As pointed out *here*, average speed does not equal the magnitude of average velocity. But the instantaneous speed does equal the magnitude of instantaneous velocity. For example, the average velocity of one orbit is zero but the average speed is positive.

Consider a section of a curve as below:

The arc length of this section of the curve is Δs. The displacement is Δr. This with the horizontal and vertical differences Δx and Δy makes a triangle. The Pythagorean theorem gives the hypotenuse of the triangle:

(Δr)² = (Δx)² + (Δy)².

Clearly Δs is longer than Δr since the shortest path between two points is a straight line. Now consider a differential version of this:

Then (dr)² = (dx)² + (dy)². But in this case ds is not shorter than dr since they are both differentials, that is, infinitesimals.

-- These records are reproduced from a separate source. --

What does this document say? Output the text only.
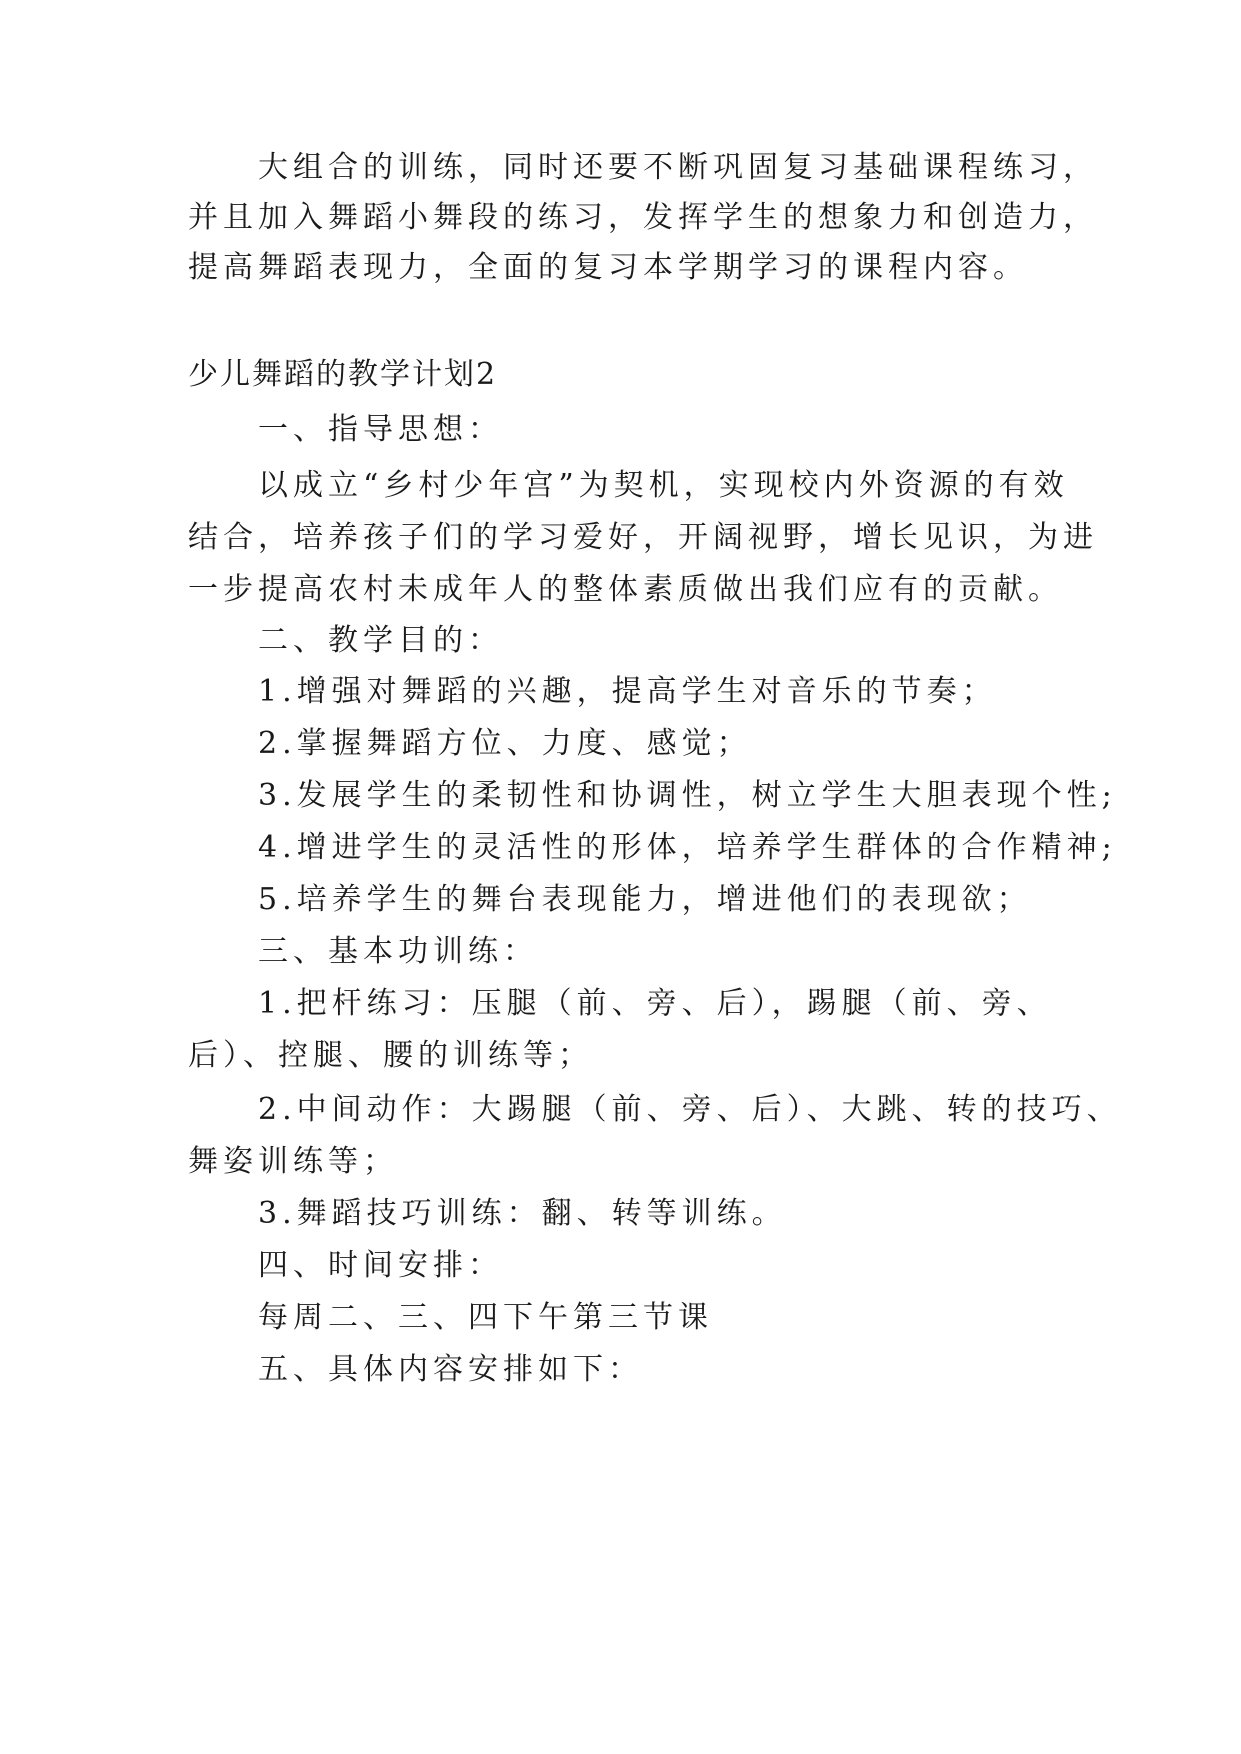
大组合的训练，同时还要不断巩固复习基础课程练习，
并且加入舞蹈小舞段的练习，发挥学生的想象力和创造力，
提高舞蹈表现力，全面的复习本学期学习的课程内容。
少儿舞蹈的教学计划2
一、指导思想：
以成立“乡村少年宫”为契机，实现校内外资源的有效
结合，培养孩子们的学习爱好，开阔视野，增长见识，为进
一步提高农村未成年人的整体素质做出我们应有的贡献。
二、教学目的：
1.增强对舞蹈的兴趣，提高学生对音乐的节奏；
2.掌握舞蹈方位、力度、感觉；
3.发展学生的柔韧性和协调性，树立学生大胆表现个性;
4.增进学生的灵活性的形体，培养学生群体的合作精神;
5.培养学生的舞台表现能力，增进他们的表现欲；
三、基本功训练：
1.把杆练习：压腿（前、旁、后），踢腿（前、旁、
后）、控腿、腰的训练等；
2.中间动作：大踢腿（前、旁、后）、大跳、转的技巧、
舞姿训练等；
3.舞蹈技巧训练：翻、转等训练。
四、时间安排：
每周二、三、四下午第三节课
五、具体内容安排如下：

So the differential ratios with denominator Δt as Δt → 0 equal dr/dt and ds/dt, which are equal. The instantaneous speed uses either the differential displacement or the differential arc length.

But determination of the arc length is much more difficult than determination of the hypotenuse. So the instantaneous speed, velocity, and acceleration are defined in terms of the hypotenuse, not the arc length. After all, arc length can be determined by integrating the differential hypotenuse.

So the displacement is used instead of the arc length.